Thanksgiving is one of the most American of holidays. Even though Puerto Ricans weren't a part of the original festivities, they have embraced it eagerly. Although they are U.S. citizens, most Puerto Ricans have their roots in Latin traditions and they've put a unique cultural twist on the classic American Thanksgiving tradition. Much of the Thanksgiving holiday is celebrated in Puerto Rico in the same way as it is in the States: Most businesses are closed, family members get together, there is a ridiculous amount of food, and people go shopping afterward.
But there is a big difference in what's for dinner. Puerto Ricans create a feast all their own.
For starters, traditional Latin plantains, a type of large banana, are served as appetizers. Guineos en escabeche, or pickled bananas, are green bananas tossed with sauteed onions, green olives, olive oil, and vinegar combined with savory herbs like oregano and bay leaves. This dish is commonly served on birthdays as well.

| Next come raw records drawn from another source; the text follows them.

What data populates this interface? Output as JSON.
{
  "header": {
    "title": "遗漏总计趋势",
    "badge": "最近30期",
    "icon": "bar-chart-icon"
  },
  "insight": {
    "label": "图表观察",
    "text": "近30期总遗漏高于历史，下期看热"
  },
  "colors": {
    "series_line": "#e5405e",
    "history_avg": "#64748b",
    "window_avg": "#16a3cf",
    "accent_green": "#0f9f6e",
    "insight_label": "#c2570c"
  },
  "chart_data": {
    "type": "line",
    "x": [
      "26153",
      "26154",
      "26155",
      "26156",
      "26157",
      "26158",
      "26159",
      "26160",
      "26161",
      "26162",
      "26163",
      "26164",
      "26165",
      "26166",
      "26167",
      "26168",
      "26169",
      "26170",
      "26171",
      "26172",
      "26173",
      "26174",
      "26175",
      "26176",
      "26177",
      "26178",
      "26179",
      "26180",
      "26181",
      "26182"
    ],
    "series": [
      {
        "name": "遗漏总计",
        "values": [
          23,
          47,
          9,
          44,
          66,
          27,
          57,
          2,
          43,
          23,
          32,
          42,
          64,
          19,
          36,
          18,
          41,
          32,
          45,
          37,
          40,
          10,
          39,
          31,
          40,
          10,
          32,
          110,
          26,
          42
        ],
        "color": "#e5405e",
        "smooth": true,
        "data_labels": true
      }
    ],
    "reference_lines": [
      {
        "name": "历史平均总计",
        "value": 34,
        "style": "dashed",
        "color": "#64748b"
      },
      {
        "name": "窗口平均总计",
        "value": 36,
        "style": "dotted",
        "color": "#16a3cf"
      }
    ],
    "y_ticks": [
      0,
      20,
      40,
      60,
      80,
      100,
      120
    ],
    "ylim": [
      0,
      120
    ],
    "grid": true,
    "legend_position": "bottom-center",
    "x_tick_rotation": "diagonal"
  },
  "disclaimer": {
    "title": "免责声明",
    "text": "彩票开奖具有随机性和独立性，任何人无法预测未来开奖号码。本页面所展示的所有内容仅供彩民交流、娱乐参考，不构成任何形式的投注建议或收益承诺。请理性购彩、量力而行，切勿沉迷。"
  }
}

No Puerto Rican celebration is complete without tostones, and Thanksgiving is no exception. This plantain-based starter is common to Central America and the Caribbean and tastes completely different from guineos en escabeche. The plantains are sliced, then deep fried until crispy and golden. For extra taste, they can be dipped first in garlic water before frying or served with a garlic dipping sauce.
Turkey and Fixings
Thanksgiving is all about the turkey even in Puerto Rico, but on the island, the star of the show is cooked a bit differently.
One method is known as pavochón, which involves roasting a turkey or large chicken that's been seasoned like roast pork with garlic, oregano, and adobo, a Spanish paprika seasoning blend. Sometimes the turkey is stuffed with mofongo, a plantain dish often considered the most popular Puerto Rican dish.
Mofongo is made with fried mashed green plantains, mashed garlic, and small, crunchy pieces of fried pork rinds, or chicharrón.
For sides, expect morcilla, or blood sausage, and arroz con gandules, rice with pigeon peas, the Puerto Rican version of rice and beans.
What's Thanksgiving Without Dessert?
Instead of the traditional American pumpkin pie, Puerto Ricans typically finish off their Thanksgiving meal with tembleque, a cinnamon-coated coconut custard. Another custard favorite is dulce de leche made from caramelized milk.
The Thanksgiving holiday kicks off the Christmas season in Puerto Rico, a wonderful time of the year on year on the island. After the Thanksgiving feast, Puerto Ricans like to take it easy...just like mainland Americans. Many go to the beach or find a hammock to relax in.